The election of Donald Trump has been misread in many ways. Radical populism is an expression of mid-America’s frustration with Washington and the Eastern Establishment say political pundits. Trumpists are cast as loud, defiant, and angry versions of Adlai Stevenson’s ‘little man’.
This, however, is only a part of the story. These observers have overlooked the more fundamental nature of conservative resistance to liberalism and failed to realize that Americans have finally reached a point of no return.

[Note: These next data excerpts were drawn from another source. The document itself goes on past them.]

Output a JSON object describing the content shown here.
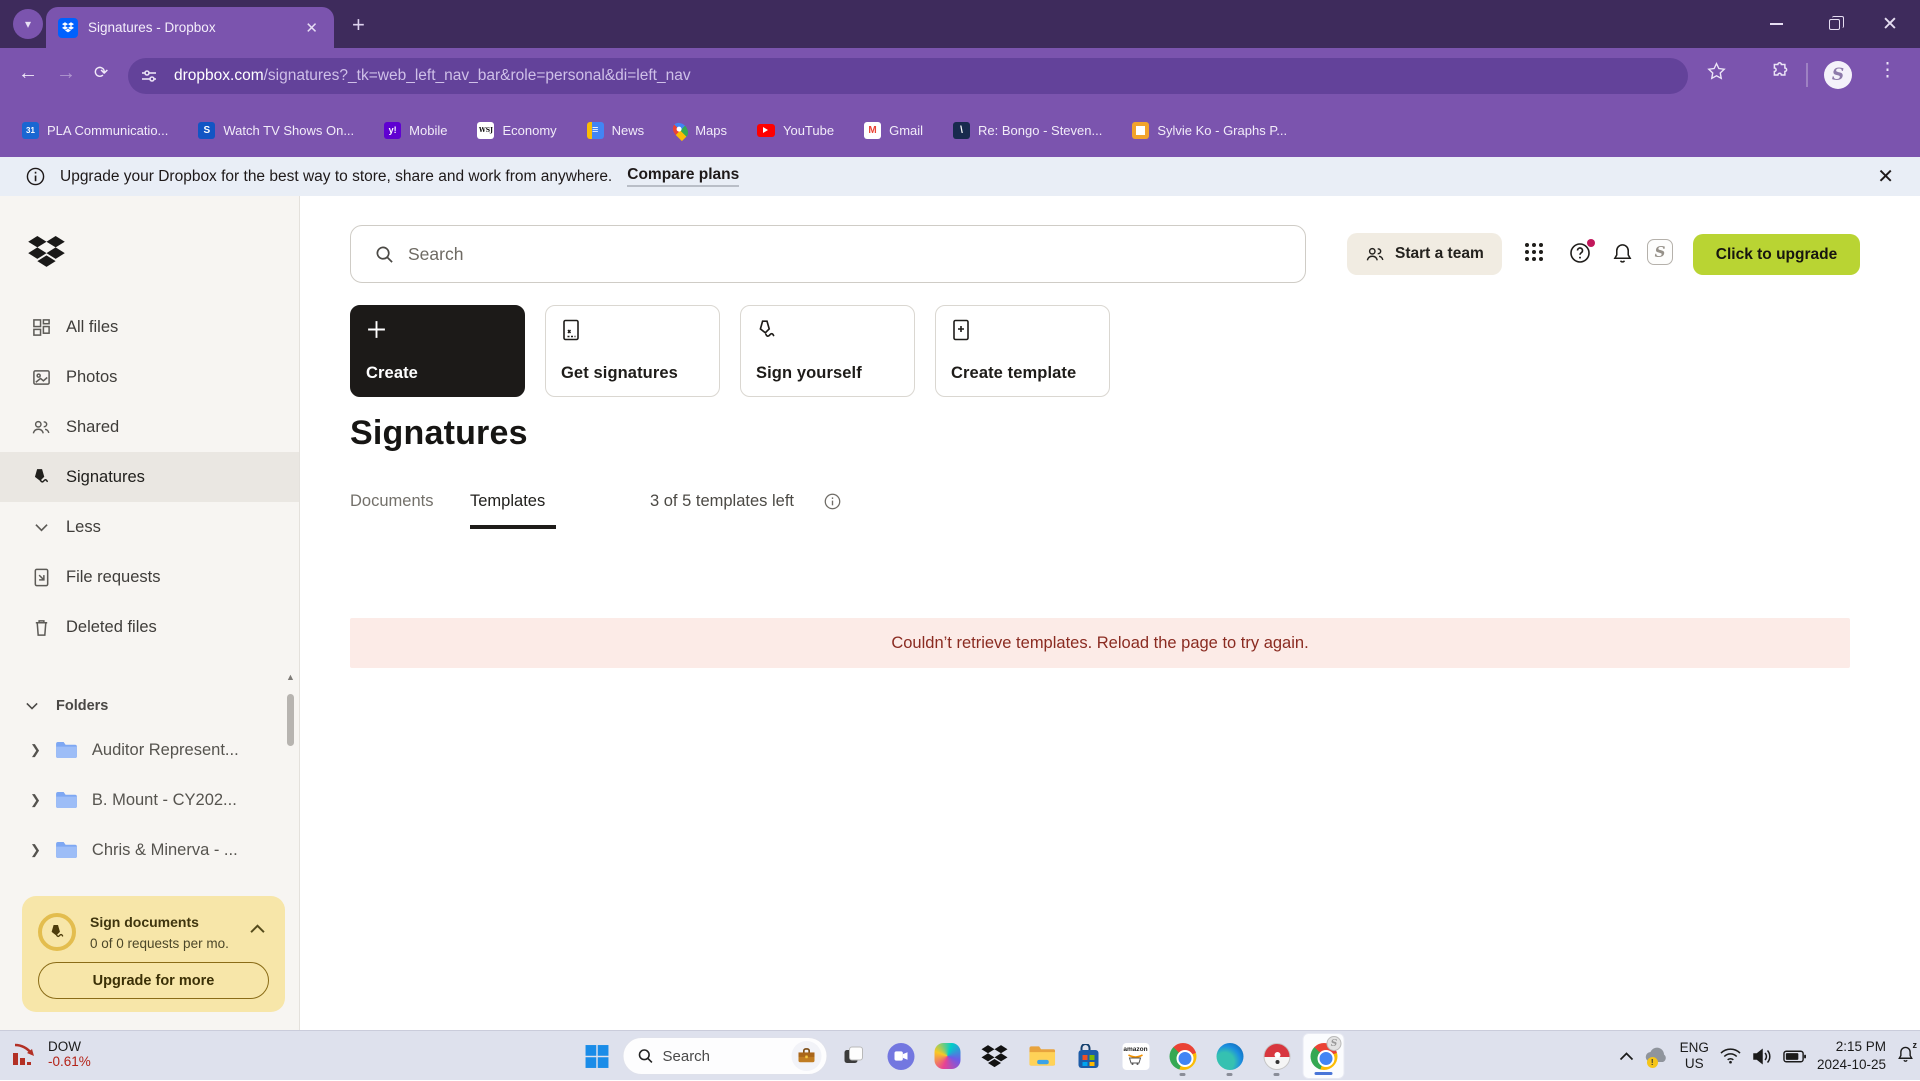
{
  "window": {
    "tab_title": "Signatures - Dropbox"
  },
  "browser": {
    "url_domain": "dropbox.com",
    "url_path": "/signatures?_tk=web_left_nav_bar&role=personal&di=left_nav",
    "bookmarks": [
      {
        "icon": "google-calendar-icon",
        "badge": "31",
        "label": "PLA Communicatio..."
      },
      {
        "icon": "spectrum-icon",
        "badge": "S",
        "label": "Watch TV Shows On..."
      },
      {
        "icon": "yahoo-icon",
        "badge": "y!",
        "label": "Mobile"
      },
      {
        "icon": "wsj-icon",
        "badge": "WSJ",
        "label": "Economy"
      },
      {
        "icon": "google-news-icon",
        "badge": "≡",
        "label": "News"
      },
      {
        "icon": "google-maps-icon",
        "badge": "",
        "label": "Maps"
      },
      {
        "icon": "youtube-icon",
        "badge": "",
        "label": "YouTube"
      },
      {
        "icon": "gmail-icon",
        "badge": "M",
        "label": "Gmail"
      },
      {
        "icon": "mail-thread-icon",
        "badge": "\\",
        "label": "Re: Bongo - Steven..."
      },
      {
        "icon": "doc-yellow-icon",
        "badge": "",
        "label": "Sylvie Ko - Graphs P..."
      }
    ]
  },
  "banner": {
    "message": "Upgrade your Dropbox for the best way to store, share and work from anywhere.",
    "link_label": "Compare plans"
  },
  "sidebar": {
    "items": [
      {
        "icon": "all-files-icon",
        "label": "All files"
      },
      {
        "icon": "photos-icon",
        "label": "Photos"
      },
      {
        "icon": "people-icon",
        "label": "Shared"
      },
      {
        "icon": "pen-icon",
        "label": "Signatures"
      },
      {
        "icon": "chevron-down-icon",
        "label": "Less"
      },
      {
        "icon": "file-request-icon",
        "label": "File requests"
      },
      {
        "icon": "trash-icon",
        "label": "Deleted files"
      }
    ],
    "folders_header": "Folders",
    "folders": [
      {
        "label": "Auditor Represent..."
      },
      {
        "label": "B. Mount - CY202..."
      },
      {
        "label": "Chris & Minerva - ..."
      }
    ],
    "upgrade_card": {
      "title": "Sign documents",
      "subtitle": "0 of 0 requests per mo.",
      "button": "Upgrade for more"
    }
  },
  "topbar": {
    "search_placeholder": "Search",
    "start_team": "Start a team",
    "upgrade_button": "Click to upgrade",
    "avatar_initial": "S"
  },
  "actions": [
    {
      "label": "Create"
    },
    {
      "label": "Get signatures"
    },
    {
      "label": "Sign yourself"
    },
    {
      "label": "Create template"
    }
  ],
  "content": {
    "title": "Signatures",
    "tab_documents": "Documents",
    "tab_templates": "Templates",
    "templates_left": "3 of 5 templates left",
    "error": "Couldn’t retrieve templates. Reload the page to try again."
  },
  "taskbar": {
    "stock_name": "DOW",
    "stock_change": "-0.61%",
    "search_placeholder": "Search",
    "lang_line1": "ENG",
    "lang_line2": "US",
    "time": "2:15 PM",
    "date": "2024-10-25"
  },
  "colors": {
    "theme_purple": "#7b54ae",
    "titlebar_purple": "#3e2b5c",
    "url_pill_purple": "#63429a",
    "dropbox_blue": "#0061fe",
    "accent_lime": "#b9d433",
    "banner_bg": "#e9eef6",
    "error_bg": "#fcebe7",
    "error_text": "#8a2b21",
    "card_yellow": "#f7e6a9",
    "sidebar_bg": "#f7f5f2",
    "taskbar_bg": "#dee1ed"
  }
}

It is not a matter of politics, income inequality, race-gender-ethnicity, or Wall Street; but one of social and emotional dislocation.
The literary critic Jacques Berthoud, reviewing Conrad’s Heart of Darkness, observed:
One of the major assumptions on which [the novella] rests is that if we want to find out the ‘real’ truth about man – what his ‘essential’ nature is – we must inquire into his origins. This basically evolutionary view holds that civilization is something merely imposed on man’s essential nature – that culture does not eradicate, but merely keeps in check, his primitive instincts.

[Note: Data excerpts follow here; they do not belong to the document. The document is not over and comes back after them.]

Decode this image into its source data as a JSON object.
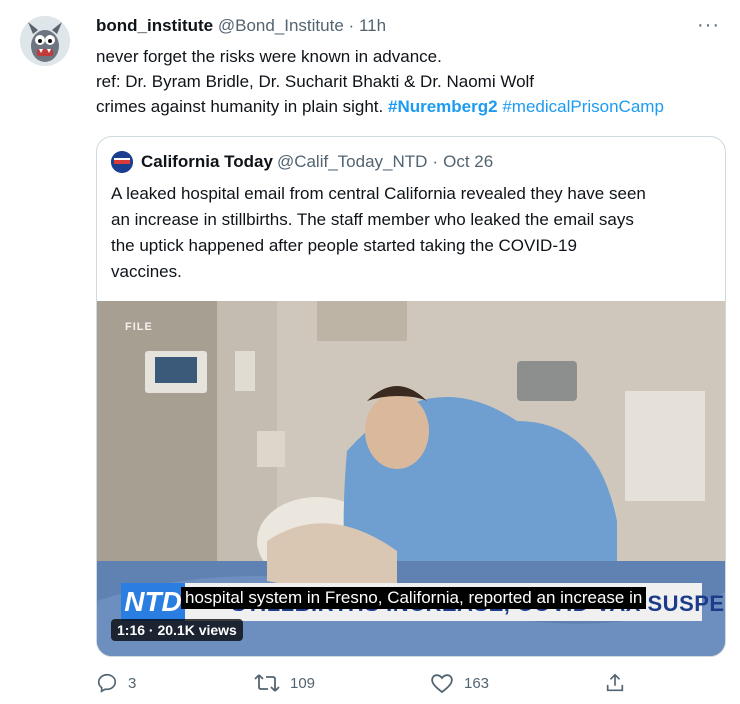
{
  "tweet": {
    "display_name": "bond_institute",
    "handle": "@Bond_Institute",
    "separator": "·",
    "time": "11h",
    "more_label": "···",
    "lines": [
      "never forget the risks were known in advance.",
      "ref: Dr. Byram Bridle, Dr. Sucharit Bhakti & Dr. Naomi Wolf"
    ],
    "line3_text": "crimes against humanity in plain sight.",
    "hashtags": [
      "#Nuremberg2",
      "#medicalPrisonCamp"
    ]
  },
  "quote": {
    "display_name": "California Today",
    "handle": "@Calif_Today_NTD",
    "separator": "·",
    "date": "Oct 26",
    "lines": [
      "A leaked hospital email from central California revealed they have seen",
      "an increase in stillbirths. The staff member who leaked the email says",
      "the uptick happened after people started taking the COVID-19",
      "vaccines."
    ],
    "media": {
      "file_label": "FILE",
      "ntd_label": "NTD",
      "lower_third": "STILLBIRTHS INCREASE, COVID VAX SUSPECTED",
      "subtitle": "hospital system in Fresno, California, reported an increase in",
      "views": "1:16 · 20.1K views"
    }
  },
  "actions": {
    "replies": "3",
    "retweets": "109",
    "likes": "163"
  },
  "colors": {
    "link": "#1d9bf0",
    "secondary_text": "#536471",
    "border": "#cfd9de"
  },
  "icons": [
    "monster-avatar-icon",
    "ntd-logo-icon",
    "reply-icon",
    "retweet-icon",
    "like-icon",
    "share-icon",
    "more-icon"
  ]
}
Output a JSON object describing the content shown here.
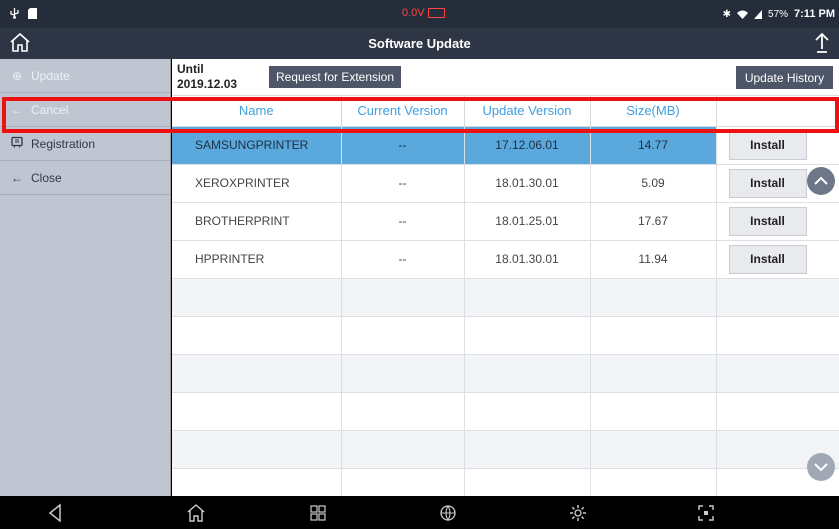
{
  "status_bar": {
    "left_icons": [
      "usb-icon",
      "sd-card-icon"
    ],
    "voltage": "0.0V",
    "battery_percent": "57%",
    "time": "7:11 PM"
  },
  "title_bar": {
    "title": "Software Update"
  },
  "sidebar": {
    "items": [
      {
        "label": "Update",
        "icon": "globe-icon",
        "enabled": false
      },
      {
        "label": "Cancel",
        "icon": "arrow-left-icon",
        "enabled": false
      },
      {
        "label": "Registration",
        "icon": "registration-icon",
        "enabled": true
      },
      {
        "label": "Close",
        "icon": "arrow-left-icon",
        "enabled": true
      }
    ]
  },
  "toolbar": {
    "until_label": "Until",
    "until_date": "2019.12.03",
    "extension_button": "Request for Extension",
    "history_button": "Update History"
  },
  "table": {
    "headers": [
      "Name",
      "Current Version",
      "Update Version",
      "Size(MB)",
      ""
    ],
    "rows": [
      {
        "name": "SAMSUNGPRINTER",
        "current": "--",
        "update": "17.12.06.01",
        "size": "14.77",
        "action": "Install",
        "selected": true
      },
      {
        "name": "XEROXPRINTER",
        "current": "--",
        "update": "18.01.30.01",
        "size": "5.09",
        "action": "Install",
        "selected": false
      },
      {
        "name": "BROTHERPRINT",
        "current": "--",
        "update": "18.01.25.01",
        "size": "17.67",
        "action": "Install",
        "selected": false
      },
      {
        "name": "HPPRINTER",
        "current": "--",
        "update": "18.01.30.01",
        "size": "11.94",
        "action": "Install",
        "selected": false
      }
    ]
  },
  "colors": {
    "header_text": "#3f9fe0",
    "selected_row": "#5ba9dc",
    "highlight_box": "#ee1111",
    "title_bar": "#2e3645"
  }
}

In this sense, Marlow’s journey to the Inner Station – to the heart of the African darkness – is a voyage into his ancestral past; and what Kurtz in the end discovers for himself is what Marlow has already grasped: that the ideals of European life form no part of a man’s essential self – that the heart of the European citizen, for all the endeavors of his education, remains an abode of darkness.

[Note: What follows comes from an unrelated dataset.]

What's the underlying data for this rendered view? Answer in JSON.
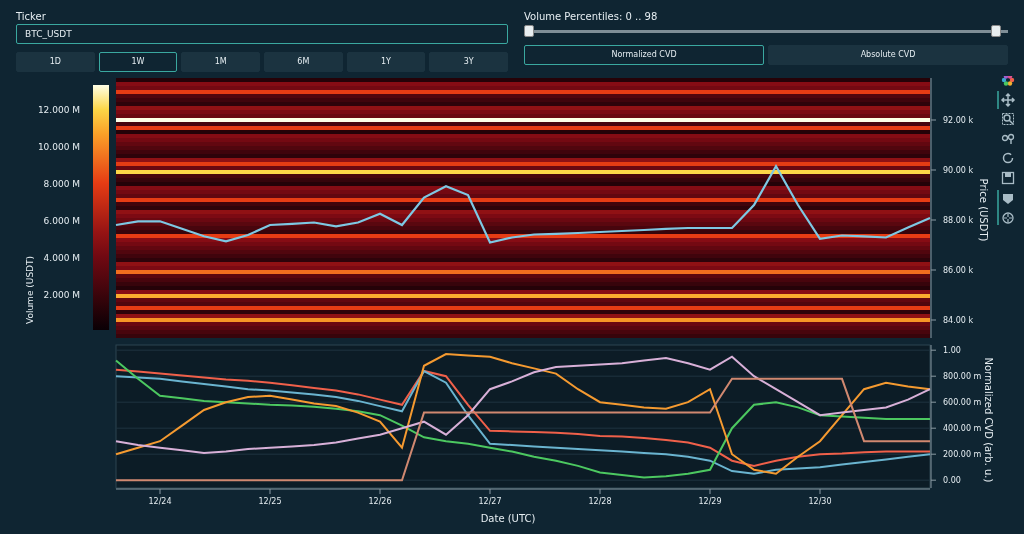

In Apocalypse Now, Francis Ford expresses Conrad’s vision in another way. Kurtz does not finally realize ‘The horror…the horror” of man’s capability for evil, he becomes mad:
Well, you see, Willard [says the military commandant about to send the Captain upriver to kill Kurtz], in this war, things get confused out there: power, ideals, the old morality, practical military necessity. But out there with these natives, it must be a temptation to be god, because there's a conflict in every human heart, between the rational and the irrational, between good and evil, and good does not always triumph.
Sometimes, the dark side overcomes what Lincoln called the better angels of our nature. Every man has got a breaking point. You and I have one. Walter Kurtz has reached his, and very obviously, he has gone insane.Coppola’s Kurtz has become imprisoned by the jungle. At first it was simply a base of military operations, a theatre of war against the Viet Cong; but the more he cut himself loose from the moral traces that had once bound him as a man of West Point, a husband, a father, and an American, the less he could reconcile the raw, brutal and amoral human nature that he saw upriver with the society had had left behind.
Conrad writes of men who have had the courage to confront their human nature and not look away from the horror they see. As much as they all have tried to escape this vision and the society that has projected it, they cannot.
America seems now to be an edgy, nasty, and bitter place. Again, pundits have tried to explain the country’s factionalism by turning to simple sociology – the haves and the have-nots, the suppressed demands for equality and equal justice, the marginalized and the elites, and the necessarily violent responses to oppression.
Again they have overlooked the philosophical anxieties underlying this national irritability and breaking-point anger.
Unlike Kurtz and Marlowe, we are unable to look anything squarely in the face, let alone the frightening reality of human nature. We are as primitive as we ever were, the blandishments and idealism of many notwithstanding. Without an understanding of our permanently violent and anti-social nature; and an unvarnished acceptance of it and the unmanning nature of society itself, we can only be frustrated, trapped in an angry futility; trapped by road rage.